Chief executive of Sports Direct Mike Ashley said excluding House of Fraser he anticipates Sports Direct will be “within our previously communicated underlying EBITDA growth range of 5-15% by year-end”, however added that including House of Fraser it is expected to be “behind last year’s result”. Ashley also admitted that he faced “significant challenges” turning around its fortunes.
He said: “During the reporting period we acquired the trade and assets of House of Fraser and I would like to welcome my new colleagues to the Sports Direct Group. I have made my views clear that I believe the previous House of Fraser senior management team traded the business whilst it was insolvent for a long time, this means we have significant challenges ahead in turning House of Fraser around.
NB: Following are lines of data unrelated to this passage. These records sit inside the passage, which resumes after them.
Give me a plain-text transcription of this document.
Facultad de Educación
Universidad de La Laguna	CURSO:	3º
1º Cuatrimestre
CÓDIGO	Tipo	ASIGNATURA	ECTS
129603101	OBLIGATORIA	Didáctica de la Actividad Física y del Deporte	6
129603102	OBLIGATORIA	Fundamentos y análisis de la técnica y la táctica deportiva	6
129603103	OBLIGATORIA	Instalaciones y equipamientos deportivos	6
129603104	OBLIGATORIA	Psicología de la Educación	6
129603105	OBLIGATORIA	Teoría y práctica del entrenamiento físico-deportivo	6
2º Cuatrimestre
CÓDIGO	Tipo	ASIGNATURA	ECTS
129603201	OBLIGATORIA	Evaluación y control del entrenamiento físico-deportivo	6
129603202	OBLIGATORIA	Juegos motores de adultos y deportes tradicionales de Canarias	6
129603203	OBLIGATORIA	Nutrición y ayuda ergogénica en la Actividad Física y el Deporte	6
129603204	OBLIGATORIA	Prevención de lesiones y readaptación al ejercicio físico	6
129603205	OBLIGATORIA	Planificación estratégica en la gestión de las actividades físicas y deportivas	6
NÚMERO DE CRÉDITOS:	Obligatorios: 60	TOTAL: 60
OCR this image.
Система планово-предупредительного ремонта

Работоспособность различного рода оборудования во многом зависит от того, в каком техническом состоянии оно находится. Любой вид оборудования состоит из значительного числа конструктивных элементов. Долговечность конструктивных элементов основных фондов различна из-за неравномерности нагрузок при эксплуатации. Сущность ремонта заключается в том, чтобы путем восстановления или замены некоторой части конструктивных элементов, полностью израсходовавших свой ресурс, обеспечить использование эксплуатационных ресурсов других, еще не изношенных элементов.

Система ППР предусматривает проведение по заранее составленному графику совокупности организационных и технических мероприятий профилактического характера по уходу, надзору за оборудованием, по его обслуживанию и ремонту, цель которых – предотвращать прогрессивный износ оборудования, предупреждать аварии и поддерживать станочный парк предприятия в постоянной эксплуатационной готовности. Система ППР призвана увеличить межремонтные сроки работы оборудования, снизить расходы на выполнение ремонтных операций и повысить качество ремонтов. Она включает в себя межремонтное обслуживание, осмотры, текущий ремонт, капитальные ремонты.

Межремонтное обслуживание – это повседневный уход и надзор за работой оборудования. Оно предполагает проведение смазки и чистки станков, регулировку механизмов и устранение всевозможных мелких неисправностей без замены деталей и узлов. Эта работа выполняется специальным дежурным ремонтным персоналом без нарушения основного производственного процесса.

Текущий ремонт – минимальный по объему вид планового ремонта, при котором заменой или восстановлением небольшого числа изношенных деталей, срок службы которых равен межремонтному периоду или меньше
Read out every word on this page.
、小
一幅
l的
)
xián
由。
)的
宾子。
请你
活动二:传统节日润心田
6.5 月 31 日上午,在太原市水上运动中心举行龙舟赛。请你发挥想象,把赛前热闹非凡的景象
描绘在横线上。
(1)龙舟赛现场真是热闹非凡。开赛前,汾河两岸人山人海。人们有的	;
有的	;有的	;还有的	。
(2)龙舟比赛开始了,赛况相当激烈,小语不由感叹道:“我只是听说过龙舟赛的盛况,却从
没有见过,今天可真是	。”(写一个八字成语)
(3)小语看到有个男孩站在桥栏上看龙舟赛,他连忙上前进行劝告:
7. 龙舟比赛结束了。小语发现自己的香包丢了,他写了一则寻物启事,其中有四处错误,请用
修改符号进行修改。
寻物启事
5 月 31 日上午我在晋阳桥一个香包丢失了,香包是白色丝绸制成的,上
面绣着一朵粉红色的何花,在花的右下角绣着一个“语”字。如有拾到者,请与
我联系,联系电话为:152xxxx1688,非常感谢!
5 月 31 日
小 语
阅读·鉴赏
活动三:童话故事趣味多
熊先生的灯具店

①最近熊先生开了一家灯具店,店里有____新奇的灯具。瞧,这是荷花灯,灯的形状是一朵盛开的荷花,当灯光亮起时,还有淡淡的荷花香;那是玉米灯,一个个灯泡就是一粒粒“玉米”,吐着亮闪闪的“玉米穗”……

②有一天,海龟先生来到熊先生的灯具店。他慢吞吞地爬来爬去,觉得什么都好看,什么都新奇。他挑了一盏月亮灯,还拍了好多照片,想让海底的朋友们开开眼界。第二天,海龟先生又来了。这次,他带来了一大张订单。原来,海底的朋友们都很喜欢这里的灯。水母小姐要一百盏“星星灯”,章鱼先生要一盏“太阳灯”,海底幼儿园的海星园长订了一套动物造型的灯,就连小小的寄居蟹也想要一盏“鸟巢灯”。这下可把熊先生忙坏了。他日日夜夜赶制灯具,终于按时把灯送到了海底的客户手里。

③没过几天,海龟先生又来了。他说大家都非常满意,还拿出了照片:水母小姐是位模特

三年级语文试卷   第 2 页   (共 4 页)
“However, I genuinely believe we have acquired a fantastic opportunity and with the efforts of Sports Direct and House of Fraser teams, and the support of the brands, local councils and landlords, we can turn House of Fraser into the Harrods of the High Street.
He added: “Outside of the House of Fraser acquisition the Sports Direct Group has had another successful period reporting a 15.5% growth in underlying EBITDA to £180.3m. This is impressive in the context of the current struggles in the high street and shows our elevation strategy continues to go from strength to strength.”